Le brut Brent dépasse les 101 dollars avec une hausse de 20% sur une semaine; la guerre américano-israélienne contre l'Iran et le chaos au Moyen-Orient pèsent sur les marchés
Le brut Brent a franchi mercredi pour la première fois depuis juillet les 101 dollars le baril, en hausse de plus de 20% sur une semaine. La guerre déclenchée fin février par les États-Unis et Israël contre l'Iran, les attaques de pétroliers dans le détroit d'Ormuz et l'escalade entre l'Arabie saoudite et les houthis yéménites expliquent cette flambée. Le diesel américain approche 6 dollars le gallon; les marchés parient sur des hausses de taux, et les bourses mondiales reculent.
Le brut Brent a franchi mercredi pour la première fois depuis juillet la barre des 101 dollars le baril, avec une hausse de plus de 20% en une semaine; en séance jeudi, il a atteint un sommet à 101,94 dollars. Selon des informations rapportées par l'AFP et France 24, derrière cette flambée brutale des prix du pétrole se trouvent la prolongation de la guerre déclenchée fin février par les États-Unis et Israël contre l'Iran et l'escalade simultanée de plusieurs fronts au Moyen-Orient.
Depuis le début de la guerre, l'Iran tient le détroit d'Ormuz et a annoncé cette semaine l'extension de la zone d'interdiction de navigation au-delà du détroit; Washington poursuit de son côté son blocus contre les ports iraniens.

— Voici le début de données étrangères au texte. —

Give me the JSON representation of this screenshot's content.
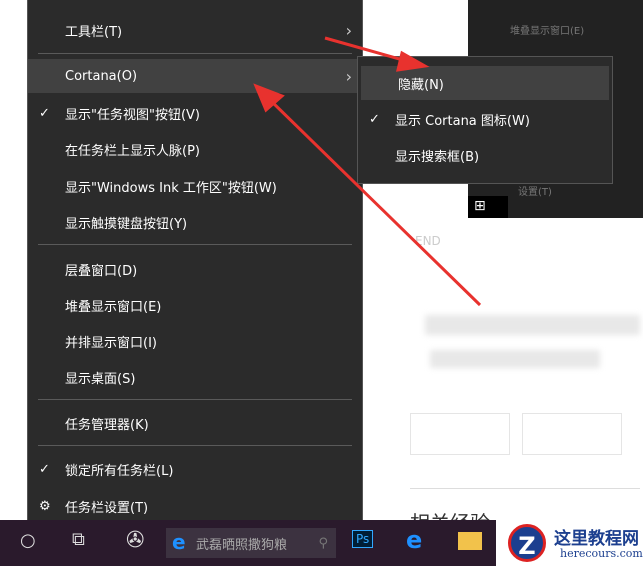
{
  "main_menu": {
    "items": [
      {
        "label": "工具栏(T)",
        "submenu": true
      },
      {
        "label": "Cortana(O)",
        "submenu": true,
        "highlighted": true
      },
      {
        "label": "显示\"任务视图\"按钮(V)",
        "checked": true
      },
      {
        "label": "在任务栏上显示人脉(P)"
      },
      {
        "label": "显示\"Windows Ink 工作区\"按钮(W)"
      },
      {
        "label": "显示触摸键盘按钮(Y)"
      },
      {
        "label": "层叠窗口(D)"
      },
      {
        "label": "堆叠显示窗口(E)"
      },
      {
        "label": "并排显示窗口(I)"
      },
      {
        "label": "显示桌面(S)"
      },
      {
        "label": "任务管理器(K)"
      },
      {
        "label": "锁定所有任务栏(L)",
        "checked": true
      },
      {
        "label": "任务栏设置(T)",
        "icon": "gear-icon"
      }
    ]
  },
  "cortana_submenu": {
    "items": [
      {
        "label": "隐藏(N)",
        "highlighted": true
      },
      {
        "label": "显示 Cortana 图标(W)",
        "checked": true
      },
      {
        "label": "显示搜索框(B)"
      }
    ]
  },
  "background": {
    "end_text": "END",
    "partial_heading": "相关经验",
    "bg_menu_item": "堆叠显示窗口(E)",
    "bg_settings": "设置(T)"
  },
  "taskbar": {
    "search_text": "武磊晒照撒狗粮"
  },
  "watermark": {
    "title": "这里教程网",
    "url": "herecours.com"
  },
  "colors": {
    "menu_bg": "#2b2b2b",
    "highlight": "#414141",
    "arrow": "#e8322e",
    "taskbar": "#2a1a2c"
  }
}
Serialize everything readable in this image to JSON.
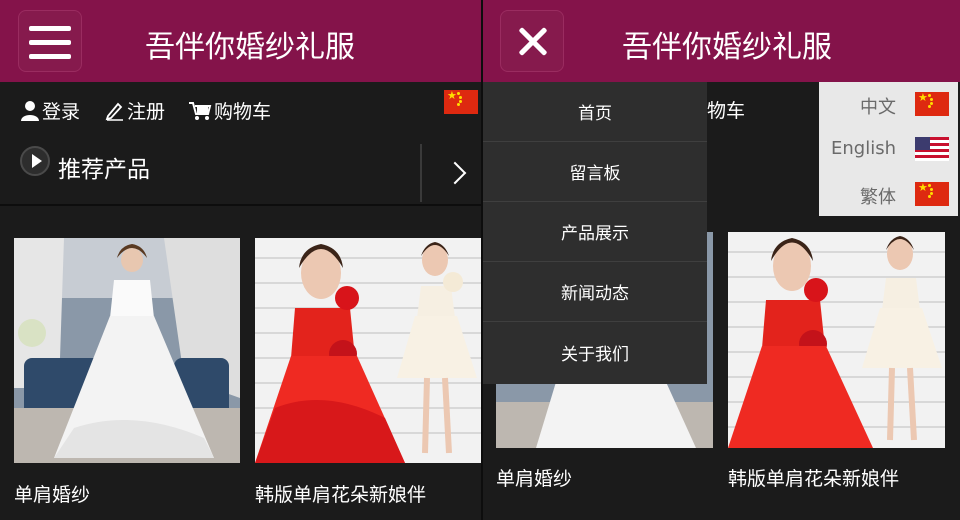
{
  "app": {
    "title": "吾伴你婚纱礼服",
    "brand_color": "#84134a"
  },
  "userbar": {
    "login": "登录",
    "register": "注册",
    "cart": "购物车",
    "cart_partial": "物车"
  },
  "section": {
    "title": "推荐产品"
  },
  "products": [
    {
      "name": "单肩婚纱"
    },
    {
      "name": "韩版单肩花朵新娘伴"
    }
  ],
  "menu": {
    "items": [
      {
        "label": "首页"
      },
      {
        "label": "留言板"
      },
      {
        "label": "产品展示"
      },
      {
        "label": "新闻动态"
      },
      {
        "label": "关于我们"
      }
    ]
  },
  "languages": [
    {
      "label": "中文",
      "flag": "flag-cn"
    },
    {
      "label": "English",
      "flag": "flag-us"
    },
    {
      "label": "繁体",
      "flag": "flag-cn"
    }
  ]
}
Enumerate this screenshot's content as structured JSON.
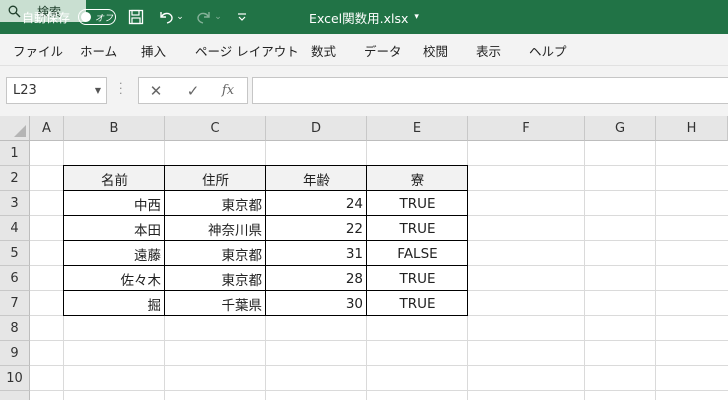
{
  "titlebar": {
    "autosave_label": "自動保存",
    "autosave_state": "オフ",
    "filename": "Excel関数用.xlsx",
    "search_label": "検索",
    "bg_color": "#217346"
  },
  "ribbon": {
    "tabs": [
      "ファイル",
      "ホーム",
      "挿入",
      "ページ レイアウト",
      "数式",
      "データ",
      "校閲",
      "表示",
      "ヘルプ"
    ]
  },
  "formula_bar": {
    "name_box": "L23",
    "formula": ""
  },
  "sheet": {
    "columns": [
      "A",
      "B",
      "C",
      "D",
      "E",
      "F",
      "G",
      "H"
    ],
    "rows": [
      "1",
      "2",
      "3",
      "4",
      "5",
      "6",
      "7",
      "8",
      "9",
      "10"
    ],
    "table": {
      "headers": [
        "名前",
        "住所",
        "年齢",
        "寮"
      ],
      "rows": [
        [
          "中西",
          "東京都",
          "24",
          "TRUE"
        ],
        [
          "本田",
          "神奈川県",
          "22",
          "TRUE"
        ],
        [
          "遠藤",
          "東京都",
          "31",
          "FALSE"
        ],
        [
          "佐々木",
          "東京都",
          "28",
          "TRUE"
        ],
        [
          "掘",
          "千葉県",
          "30",
          "TRUE"
        ]
      ]
    }
  }
}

Les deux camps s'attaquent mutuellement aux pétroliers transitant par le détroit — Téhéran affirme avoir attaqué mercredi plus d'une dizaine de navires tentant de le franchir. L'Iran a également revendiqué une attaque contre une base militaire américaine située en Jordanie, en représailles à la destruction par l'armée américaine de cinq pétroliers iraniens la veille; la vérification précise de ces affirmations reste limitée.
Le conflit ne se limite pas au golfe Persique. Les houthis yéménites ont lancé des attaques contre des installations pétrolières saoudiennes, étendant leur offensive vers le détroit de Bab el-Mandeb, un goulet d'étranglement en mer Rouge; du côté houthi, on indique que lors d'une nouvelle vague de frappes aériennes lancée jeudi par l'Arabie saoudite, l'organisation aurait subi quelque 40 frappes dans la journée. Le détroit d'Ormuz étant de facto fermé, les routes maritimes passant par Bab el-Mandeb prennent une importance croissante pour les exportations pétrolières saoudiennes.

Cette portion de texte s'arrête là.